Alex Rins, rivelazione su Suppo: ecco cosa aveva chiesto con Mir

Il pilota Suzuki Alex Rins parla della prima gara stagionale, dell’arrivo di Livio Suppo e della sua nuova esperienza da genitore in pista.

All’indomani della gara in Qatar Alex Rins, 7° alla bandiera a scacchi, ha partecipato ad un evento commerciale dove ha parlato della nuova stagione MotoGP, delle prime impressioni e dell’arrivo del team manager Livio Suppo. Il pilota della Suzuki è soddisfatto dei progressi compiuti dalla GSX-RR, un po’ meno del suo risultati, ma ora si ripresenta subito l’occasione per provare ad alzare l’asticella sul circuito di Mandalika.

Alex Rins (foto Ansa)
Alex Rins (foto Ansa)

Il prototipo di Hamamatsu ha ottenuto più potenza sui rettilinei dove è in grado di sorpassare più facilmente rispetto allo scorso.

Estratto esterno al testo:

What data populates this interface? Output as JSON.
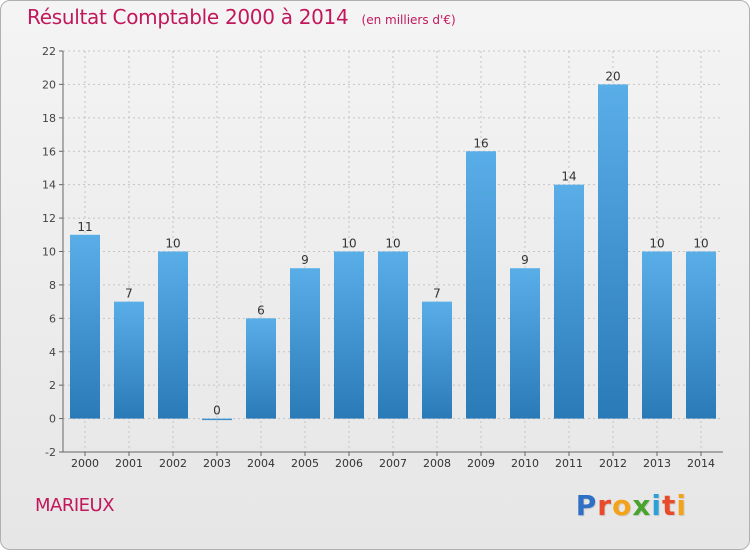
{
  "header": {
    "title": "Résultat Comptable 2000 à 2014",
    "subtitle": "(en milliers d'€)"
  },
  "footer": {
    "commune": "MARIEUX",
    "brand_letters": [
      "P",
      "r",
      "o",
      "x",
      "i",
      "t",
      "i"
    ],
    "brand_colors": [
      "#2f6fc4",
      "#e84b2c",
      "#f2a21b",
      "#4aa32e",
      "#2f9fd8",
      "#e84b2c",
      "#f2a21b"
    ]
  },
  "chart_data": {
    "type": "bar",
    "title": "Résultat Comptable 2000 à 2014",
    "subtitle": "(en milliers d'€)",
    "xlabel": "",
    "ylabel": "",
    "categories": [
      "2000",
      "2001",
      "2002",
      "2003",
      "2004",
      "2005",
      "2006",
      "2007",
      "2008",
      "2009",
      "2010",
      "2011",
      "2012",
      "2013",
      "2014"
    ],
    "values": [
      11,
      7,
      10,
      0,
      6,
      9,
      10,
      10,
      7,
      16,
      9,
      14,
      20,
      10,
      10
    ],
    "ylim": [
      -2,
      22
    ],
    "yticks": [
      -2,
      0,
      2,
      4,
      6,
      8,
      10,
      12,
      14,
      16,
      18,
      20,
      22
    ],
    "grid": true,
    "bar_color_top": "#5aaee8",
    "bar_color_bottom": "#2a7ab8"
  }
}
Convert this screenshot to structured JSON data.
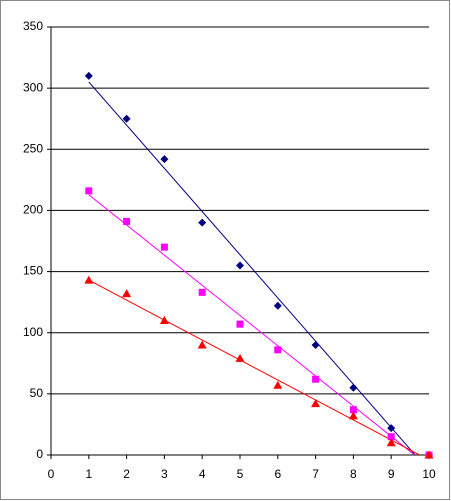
{
  "chart_data": {
    "type": "scatter",
    "x": [
      1,
      2,
      3,
      4,
      5,
      6,
      7,
      8,
      9,
      10
    ],
    "series": [
      {
        "color": "#000080",
        "marker": "diamond",
        "values": [
          310,
          275,
          242,
          190,
          155,
          122,
          90,
          55,
          22,
          0
        ]
      },
      {
        "color": "#ff00ff",
        "marker": "square",
        "values": [
          216,
          191,
          170,
          133,
          107,
          86,
          62,
          37,
          15,
          0
        ]
      },
      {
        "color": "#ff0000",
        "marker": "triangle",
        "values": [
          143,
          132,
          110,
          90,
          79,
          57,
          42,
          32,
          10,
          0
        ]
      }
    ],
    "trendline": "linear",
    "xlim": [
      0,
      10
    ],
    "xticks": [
      0,
      1,
      2,
      3,
      4,
      5,
      6,
      7,
      8,
      9,
      10
    ],
    "ylim": [
      0,
      350
    ],
    "yticks": [
      0,
      50,
      100,
      150,
      200,
      250,
      300,
      350
    ],
    "grid": true
  }
}
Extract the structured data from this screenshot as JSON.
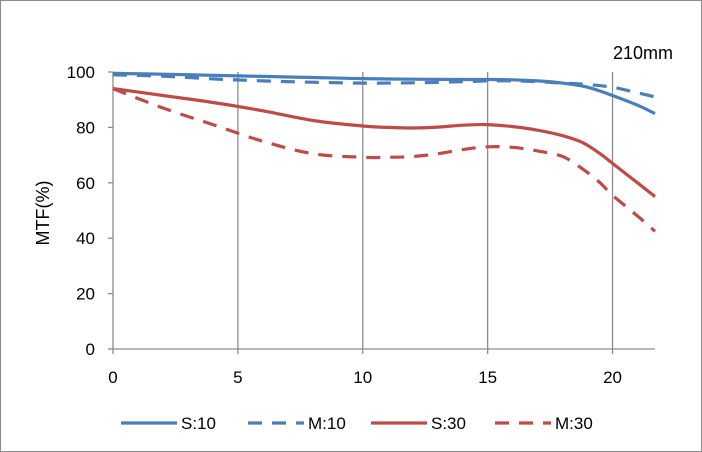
{
  "chart_data": {
    "type": "line",
    "title": "210mm",
    "xlabel": "",
    "ylabel": "MTF(%)",
    "xlim": [
      0,
      21.7
    ],
    "ylim": [
      0,
      100
    ],
    "xticks": [
      0,
      5,
      10,
      15,
      20
    ],
    "yticks": [
      0,
      20,
      40,
      60,
      80,
      100
    ],
    "grid": "vertical",
    "legend_position": "bottom",
    "series": [
      {
        "name": "S:10",
        "color": "#4a7ebb",
        "dash": "solid",
        "x": [
          0,
          2,
          4,
          6,
          8,
          10,
          12,
          14,
          15,
          16,
          17,
          18,
          19,
          20,
          21,
          21.7
        ],
        "y": [
          99.5,
          99.2,
          98.8,
          98.4,
          98,
          97.6,
          97.4,
          97.3,
          97.3,
          97.2,
          96.8,
          96,
          94.5,
          91.5,
          88,
          85
        ]
      },
      {
        "name": "M:10",
        "color": "#4a7ebb",
        "dash": "dashed",
        "x": [
          0,
          2,
          4,
          6,
          8,
          10,
          12,
          14,
          15,
          16,
          17,
          18,
          19,
          20,
          21,
          21.7
        ],
        "y": [
          99,
          98.5,
          97.5,
          96.8,
          96.3,
          96,
          96.1,
          96.5,
          96.8,
          96.8,
          96.5,
          96,
          95.5,
          94.5,
          92.5,
          91
        ]
      },
      {
        "name": "S:30",
        "color": "#be4b48",
        "dash": "solid",
        "x": [
          0,
          2,
          4,
          6,
          8,
          10,
          11,
          12,
          13,
          14,
          15,
          16,
          17,
          18,
          18.8,
          19.5,
          20,
          21,
          21.7
        ],
        "y": [
          94,
          91.5,
          89,
          86,
          82.5,
          80.5,
          80,
          79.8,
          80.1,
          80.8,
          81,
          80.3,
          79,
          77,
          74.5,
          70.5,
          67,
          60,
          55
        ]
      },
      {
        "name": "M:30",
        "color": "#be4b48",
        "dash": "dashed",
        "x": [
          0,
          2,
          4,
          6,
          8,
          10,
          11,
          12,
          13,
          14,
          15,
          16,
          17,
          18,
          18.8,
          19.5,
          20,
          21,
          21.7
        ],
        "y": [
          94,
          87,
          81,
          75,
          70.5,
          69.2,
          69.2,
          69.5,
          70.5,
          72,
          73,
          72.8,
          71.5,
          69.5,
          65,
          60,
          55.5,
          48,
          42.5
        ]
      }
    ]
  }
}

Peccato aver avuto qualche problema di troppo sull’anteriore, “ma mi fido della squadra e sono certo che lavorerà per migliorare questo aspetto”, riporta l’edizione online del giornale spagnolo ‘Marca’. “Per diversi motivi sia Alex che Joan Mir non sono riusciti ad ottenere il risultato sperato nonostante delle ottime sessioni di prove libere e qualifiche. “Però abbiamo aggiunto punti per il campionato e abbiamo imparato molto dalla moto”.

Alex Rins e l’inizio di stagione MotoGP

A Losail ha trionfato Enea Bastianini e per Rins non è stata una vera sorpresa, visto che il romagnolo si è dimostrato competitivo già nella sua prima stagione da rookie con due podi. “Anche se le Ducati di quest’anno non sono al massimo, è comunque una moto per essere nelle prime posizioni”. Fra pochi giorni si ritorna in pista in Indonesia, dove si sono già tenuti i test invernali: “Vogliamo essere al top, fare buone qualifiche e arrivare domenica in condizione di vincere”. Ma mai come quest’anno fare delle previsioni è molto complicato: “Se oltre a questa massima uguaglianza, nel Q2 eravamo 10 piloti in mezzo secondo, si aggiunge la componente sorpresa… Quest’anno non vedo un chiaro favorito. Non scommetterei i miei risparmi su nessun pilota!”.

Da un po’ di tempo Alex Rins è diventato papà, ma questo non ha interferito nella sua carriera di pilota, né ha frenato il suo talento e la vaglia di correre. “Essere padre non ti rallenta, come ha detto qualcuno. È anche vero che ho la fortuna di poter essere molto tranquillo durante il fine settimana, Alexandra è un’ottima madre e Lucas si comporta bene ed è più che in buona salute. Anche se mi mancano non ho grandi preoccupazioni”.

Da qualche settimana ai box è arrivato un nuovo team manager… “C’è grande intesa con lui, era una figura che io e Joan abbiamo chiesto da tempo, da quando Davide Brivio è andato via. Abbiamo modi simili di intendere le gare”.